I’ll be honest, I’m probably the biggest TV junkie in the house. It’s my pacifier. If you’ve read this blog for any length of time, you already know I get up in the wee-dark-hours of the morning because I love the quiet solitude. However, those wee-dark-hour mornings and long days homeschooling usually leave me brain-dead, droopy-eyed, and in search of a “mental check-out” by 7 in the evening. On goes the TV. It doesn’t matter what’s on, it’s the “white noise” that can put me to sleep within 20 minutes. And, I know my family will be sitting there, watching along with me, as soon as the set is turned on. They’re supportive like that. It all starts in my big, comfy recliner (the same one my husband sat in, reading, last night.) Under the guise of sharing some viewing time with the family, I grab my blanket, the TV remote, curl up in my chair, and shut off my brain. My family isn’t fooled. They know what I’m up to and they know I’ll be asking “Who did it?” after they wake me to head up to bed, even if it’s a re-run. (And, without cable, odds are good that it is and that I slept through the big reveal the first time it aired.) Like I said, habits can be tough to break. Which is great if it’s a “good habit” like regular exercise, and not great if it a “negative habit” like going comatose in front of the TV.
Nonetheless, I believe the first step to changing any behavior is identifying it. Within only a few short days of turning off the “one-eyed monster” (as my father-in-law used to call it), it became obvious to me the amount of productive/family time I was “losing” in my evenings. When I put a number to it, 15+, I could no longer ignore the harsh reality of my habit. I used the TV like an evening “fix”, and if our family evenings were going change, it had to start with me.
At dinner a few weeks ago, we each listed our top 5 favorite shows that we looked forward to watching each week. (Aside from the cost savings, another perk of “life without cable” is the ease of this task.) Ironically, none of us had 5, and there were several overlaps among us. From there, we each narrowed it down to our top 3, and further to our top 1. I then placed those programs on a roughly sketched out grid. There was one program per evening on Monday, Thursday, Friday and Sunday. None on Tuesday, Wednesday, or Saturday. And, that was it, our first step in weaning our TV habit. Like finding money in a coat pocket, we found an extra 10+ hours of family time in our week. Each evening, before grabbing a remote, we check the grid to see what, if anything, is on that we watch and the time it airs (because it’s still easy to leave the TV on once it’s on.) Thus far, it has worked well, even when we have chosen to throw an extra hour or two in here and there. Or, in the case of our recent discovery of Downton Abbey, Season 1, on Netflix, several extra hours last weekend. In any event, we are making conscious choices when we turn the set on; Is there really something we want to see or are we (am I) turning on the TV to “just veg out” and unplug from life, from my family? What else could I do with this time?

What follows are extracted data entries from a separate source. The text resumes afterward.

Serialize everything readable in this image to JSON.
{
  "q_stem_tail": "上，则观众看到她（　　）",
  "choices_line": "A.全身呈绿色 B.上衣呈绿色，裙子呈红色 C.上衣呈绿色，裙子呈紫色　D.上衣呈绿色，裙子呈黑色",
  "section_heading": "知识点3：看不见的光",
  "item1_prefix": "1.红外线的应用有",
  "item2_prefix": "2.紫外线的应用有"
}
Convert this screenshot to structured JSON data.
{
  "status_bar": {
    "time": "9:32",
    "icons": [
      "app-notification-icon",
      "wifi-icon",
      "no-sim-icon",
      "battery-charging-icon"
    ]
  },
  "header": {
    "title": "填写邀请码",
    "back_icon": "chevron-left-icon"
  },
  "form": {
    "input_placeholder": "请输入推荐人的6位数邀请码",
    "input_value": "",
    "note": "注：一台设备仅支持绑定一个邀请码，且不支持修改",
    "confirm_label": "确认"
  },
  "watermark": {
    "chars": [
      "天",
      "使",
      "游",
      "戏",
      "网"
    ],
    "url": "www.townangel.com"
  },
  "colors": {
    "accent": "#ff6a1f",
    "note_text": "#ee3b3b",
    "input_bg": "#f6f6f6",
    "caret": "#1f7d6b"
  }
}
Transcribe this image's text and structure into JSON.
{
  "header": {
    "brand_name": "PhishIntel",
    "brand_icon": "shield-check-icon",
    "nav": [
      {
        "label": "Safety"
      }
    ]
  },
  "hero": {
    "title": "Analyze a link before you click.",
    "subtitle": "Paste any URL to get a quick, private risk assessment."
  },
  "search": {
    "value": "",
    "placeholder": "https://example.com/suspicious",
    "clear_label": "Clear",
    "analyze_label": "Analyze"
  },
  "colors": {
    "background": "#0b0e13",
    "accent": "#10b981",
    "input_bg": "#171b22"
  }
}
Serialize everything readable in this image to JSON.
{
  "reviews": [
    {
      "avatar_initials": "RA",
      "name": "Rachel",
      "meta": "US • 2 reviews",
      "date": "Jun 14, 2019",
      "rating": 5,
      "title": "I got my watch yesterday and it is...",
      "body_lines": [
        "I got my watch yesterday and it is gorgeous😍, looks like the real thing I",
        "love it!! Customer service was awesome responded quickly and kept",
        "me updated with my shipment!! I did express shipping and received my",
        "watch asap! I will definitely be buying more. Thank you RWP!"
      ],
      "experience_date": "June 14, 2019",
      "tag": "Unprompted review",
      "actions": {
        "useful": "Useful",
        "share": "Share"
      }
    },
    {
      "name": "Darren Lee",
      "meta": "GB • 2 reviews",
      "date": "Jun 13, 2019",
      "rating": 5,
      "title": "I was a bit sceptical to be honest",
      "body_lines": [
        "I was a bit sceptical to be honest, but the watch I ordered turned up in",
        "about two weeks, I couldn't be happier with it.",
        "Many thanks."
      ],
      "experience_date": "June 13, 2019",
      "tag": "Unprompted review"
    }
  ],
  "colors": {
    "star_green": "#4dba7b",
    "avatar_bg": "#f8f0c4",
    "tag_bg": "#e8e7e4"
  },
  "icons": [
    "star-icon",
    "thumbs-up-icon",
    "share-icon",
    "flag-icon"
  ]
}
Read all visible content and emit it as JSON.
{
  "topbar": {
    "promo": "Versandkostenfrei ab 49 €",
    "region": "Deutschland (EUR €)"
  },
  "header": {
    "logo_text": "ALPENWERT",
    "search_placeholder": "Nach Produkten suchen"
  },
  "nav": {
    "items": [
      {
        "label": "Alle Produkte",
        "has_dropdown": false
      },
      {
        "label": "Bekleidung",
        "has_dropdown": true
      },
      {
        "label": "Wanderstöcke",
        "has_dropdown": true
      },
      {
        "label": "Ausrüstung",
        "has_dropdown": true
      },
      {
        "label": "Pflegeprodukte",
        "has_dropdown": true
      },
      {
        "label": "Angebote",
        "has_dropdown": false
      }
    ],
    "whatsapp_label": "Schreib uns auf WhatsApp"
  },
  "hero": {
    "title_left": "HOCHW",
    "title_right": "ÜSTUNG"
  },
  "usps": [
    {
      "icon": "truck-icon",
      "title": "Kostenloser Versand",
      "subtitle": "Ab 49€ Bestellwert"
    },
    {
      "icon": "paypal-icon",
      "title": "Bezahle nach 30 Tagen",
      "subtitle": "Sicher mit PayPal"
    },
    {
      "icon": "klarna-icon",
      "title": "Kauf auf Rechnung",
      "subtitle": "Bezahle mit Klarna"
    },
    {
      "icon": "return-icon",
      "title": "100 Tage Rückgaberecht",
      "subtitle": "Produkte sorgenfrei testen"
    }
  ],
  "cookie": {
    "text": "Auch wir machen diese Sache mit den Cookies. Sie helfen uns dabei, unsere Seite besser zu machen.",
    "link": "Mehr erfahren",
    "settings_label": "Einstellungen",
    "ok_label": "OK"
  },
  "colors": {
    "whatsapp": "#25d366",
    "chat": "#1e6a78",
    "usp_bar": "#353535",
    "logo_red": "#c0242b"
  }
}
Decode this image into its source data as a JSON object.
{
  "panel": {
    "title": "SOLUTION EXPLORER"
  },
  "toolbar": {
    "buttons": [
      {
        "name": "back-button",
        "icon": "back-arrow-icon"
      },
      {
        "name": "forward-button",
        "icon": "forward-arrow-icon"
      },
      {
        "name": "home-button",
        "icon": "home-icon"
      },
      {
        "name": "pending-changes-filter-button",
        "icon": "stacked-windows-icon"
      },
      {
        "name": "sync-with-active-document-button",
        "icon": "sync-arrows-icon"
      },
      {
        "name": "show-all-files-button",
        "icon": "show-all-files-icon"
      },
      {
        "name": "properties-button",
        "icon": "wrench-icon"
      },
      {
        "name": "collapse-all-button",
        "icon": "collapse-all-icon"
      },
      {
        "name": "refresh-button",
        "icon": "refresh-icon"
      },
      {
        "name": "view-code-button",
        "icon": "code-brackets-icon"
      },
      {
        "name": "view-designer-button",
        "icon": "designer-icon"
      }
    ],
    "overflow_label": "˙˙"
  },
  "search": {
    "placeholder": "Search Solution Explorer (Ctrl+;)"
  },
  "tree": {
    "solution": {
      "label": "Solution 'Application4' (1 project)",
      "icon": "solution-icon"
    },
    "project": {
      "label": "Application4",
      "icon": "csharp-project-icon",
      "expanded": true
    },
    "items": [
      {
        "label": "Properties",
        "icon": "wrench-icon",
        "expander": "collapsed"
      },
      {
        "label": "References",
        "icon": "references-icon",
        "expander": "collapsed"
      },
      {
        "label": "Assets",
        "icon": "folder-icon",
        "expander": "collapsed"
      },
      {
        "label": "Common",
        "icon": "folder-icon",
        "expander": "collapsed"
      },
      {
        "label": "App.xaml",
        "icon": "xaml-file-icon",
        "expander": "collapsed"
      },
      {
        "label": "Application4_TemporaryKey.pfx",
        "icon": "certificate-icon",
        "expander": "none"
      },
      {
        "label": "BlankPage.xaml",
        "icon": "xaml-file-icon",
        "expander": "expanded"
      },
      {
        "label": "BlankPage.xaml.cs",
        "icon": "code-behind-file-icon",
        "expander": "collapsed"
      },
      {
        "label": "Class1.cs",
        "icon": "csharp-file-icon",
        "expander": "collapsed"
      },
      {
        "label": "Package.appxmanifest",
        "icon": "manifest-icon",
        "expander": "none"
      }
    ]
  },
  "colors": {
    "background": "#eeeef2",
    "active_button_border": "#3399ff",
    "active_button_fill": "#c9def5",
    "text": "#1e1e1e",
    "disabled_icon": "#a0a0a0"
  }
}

The TV stayed dark last night. We didn’t need to check the grid. It’s quickly becoming a new habit to leave the TV off on Tuesdays, and I have stayed awake to witness it all. Pages turned quietly, a pen scratched on paper, keys were tapped on the computer, and the beagle snored. And, for just a bit last night, I was stumped by that odd, unfamiliar, pervasive sound in our house. Shhhh…do you hear that? It’s silence. Beautiful silence. Silence we’ll enjoy again tonight because there’s nothing we choose to watch on Wednesdays, and the TV will stay off.
Is the TV making too much noise in your house? Please share what you would do with an extra 10 hours of unscheduled time in your week.